« Écophyto » : de nouveaux objectifs pour les pesticides

Développement durable

Lourdeur, indicateurs élaborés tardivement, rare implication des régions, difficultés de coordination… Le plan « Écophyto » de 2008 peine à réduire les pesticides. Un nouveau plan sera élaboré prochainement.

Engagé à la suite du Grenelle de l’environnement, en 2008, le plan « Écophyto » avait pour ambition de réduire l’usage des produits phytosanitaires de moitié en 2018 dans les espaces agricoles et les aménagements urbains. Bonnes pratiques économes en pesticides, usages alternatifs et procédés innovants scientifiques et technologiques devaient ainsi permettre de limiter les impacts sur la santé et l’environnement : qualité de l’eau, contamination de l’air et des sols.

Or, malgré une prise de conscience et certaines avancées (sensibilisation, culture commune, boîte à outils, expérimentation), les résultats du premier plan « Écophyto » ne sont pas à la hauteur des attentes, estime Dominique Potier, député de Meurthe-et-Moselle, chargé en juin 2014 d’une mission d’étude sur l’application du plan*.

Et, loin de diminuer, la consommation de produits phytosanitaires a au contraire augmenté (+ 5 % entre 2009 et 2013 et + 9 % en 2013), selon le ministère de l’Agriculture.

Dans son rapport, Dominique Potier émet soixante-huit recommandations pour élaborer une nouvelle version de ce plan. Il propose de « maintenir le cap » d’une réduction de moitié des produits phytosanitaires, mais de scinder les efforts, avec un objectif de – 25 % en 2020 et de – 50 % en 2025.

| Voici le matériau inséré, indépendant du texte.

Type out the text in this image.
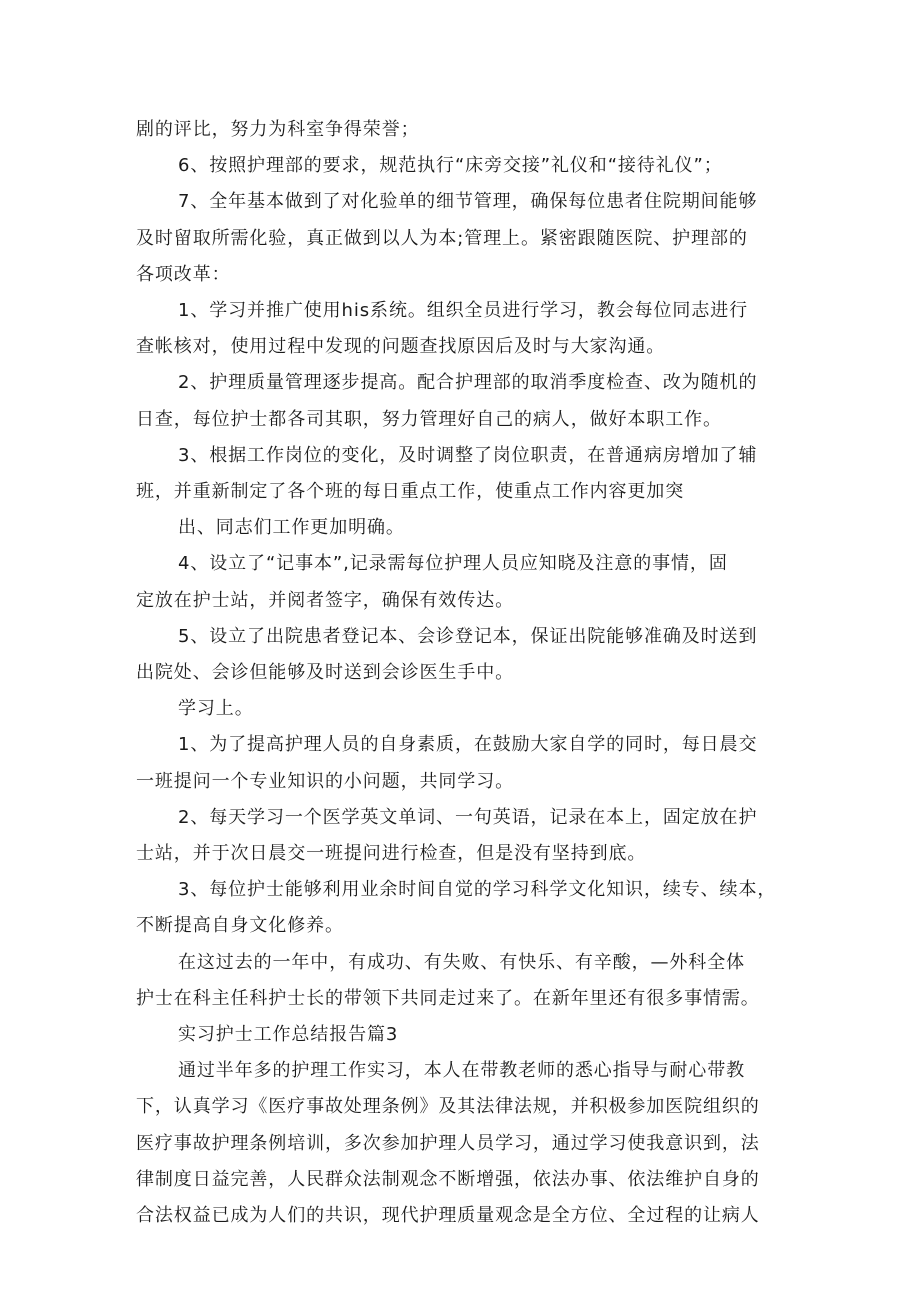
剧的评比，努力为科室争得荣誉；

6、按照护理部的要求，规范执行“床旁交接”礼仪和“接待礼仪”；

7、全年基本做到了对化验单的细节管理，确保每位患者住院期间能够

及时留取所需化验，真正做到以人为本;管理上。紧密跟随医院、护理部的

各项改革：

1、学习并推广使用his系统。组织全员进行学习，教会每位同志进行

查帐核对，使用过程中发现的问题查找原因后及时与大家沟通。

2、护理质量管理逐步提高。配合护理部的取消季度检查、改为随机的

日查，每位护士都各司其职，努力管理好自己的病人，做好本职工作。

3、根据工作岗位的变化，及时调整了岗位职责，在普通病房增加了辅

班，并重新制定了各个班的每日重点工作，使重点工作内容更加突

出、同志们工作更加明确。

4、设立了“记事本”,记录需每位护理人员应知晓及注意的事情，固

定放在护士站，并阅者签字，确保有效传达。

5、设立了出院患者登记本、会诊登记本，保证出院能够准确及时送到

出院处、会诊但能够及时送到会诊医生手中。

学习上。

1、为了提高护理人员的自身素质，在鼓励大家自学的同时，每日晨交

一班提问一个专业知识的小问题，共同学习。

2、每天学习一个医学英文单词、一句英语，记录在本上，固定放在护

士站，并于次日晨交一班提问进行检查，但是没有坚持到底。

3、每位护士能够利用业余时间自觉的学习科学文化知识，续专、续本，

不断提高自身文化修养。

在这过去的一年中，有成功、有失败、有快乐、有辛酸，—外科全体

护士在科主任科护士长的带领下共同走过来了。在新年里还有很多事情需。

实习护士工作总结报告篇3

通过半年多的护理工作实习，本人在带教老师的悉心指导与耐心带教

下，认真学习《医疗事故处理条例》及其法律法规，并积极参加医院组织的

医疗事故护理条例培训，多次参加护理人员学习，通过学习使我意识到，法

律制度日益完善，人民群众法制观念不断增强，依法办事、依法维护自身的

合法权益已成为人们的共识，现代护理质量观念是全方位、全过程的让病人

La région pourrait devenir l’échelon « d’orientation et de mise en œuvre renforcée » du plan, en l’intégrant notamment à ses stratégies et plans d’action : climat, air, énergie, santé-environnement…

À la suite de ce bilan, le Premier ministre a demandé aux ministres de l’Écologie et de l’Agriculture d’engager un nouveau plan de réduction de l’utilisation des pesticides.

Stéphane Le Foll, ministre de l’Agriculture, a présenté le 2 février une nouvelle méthode, fondée sur la recherche et l’innovation, de réduction de moitié des pesticides repoussant l’objectif de 2018 à 2025, avec un palier intermédiaire du quart en 2020.

Marie Gasnier

 

* Source : « Pesticides et agroécologie – Les champs du possible », rapport de Dominique Potier, novembre 2014

 

En 2009, 60 % des villes de plus de 50 000 habitants étaient engagées dans des chartes « zéro phyto ».

Les actions sur les pesticides s’articulent avec une directive européenne de 2009 et avec la « loi Labbé » du 6 février 2014, qui interdit aux collectivités d’utiliser des produits chimiques dans les espaces verts, les forêts ou les promenades accessibles au public à partir de 2020.

Un amendement, introduit dans la loi de transition énergétique par la ministre de l’Écologie, devrait avancer son application dès 2017. La voirie urbaine, les cimetières et les terrains de sport sont toutefois exclus.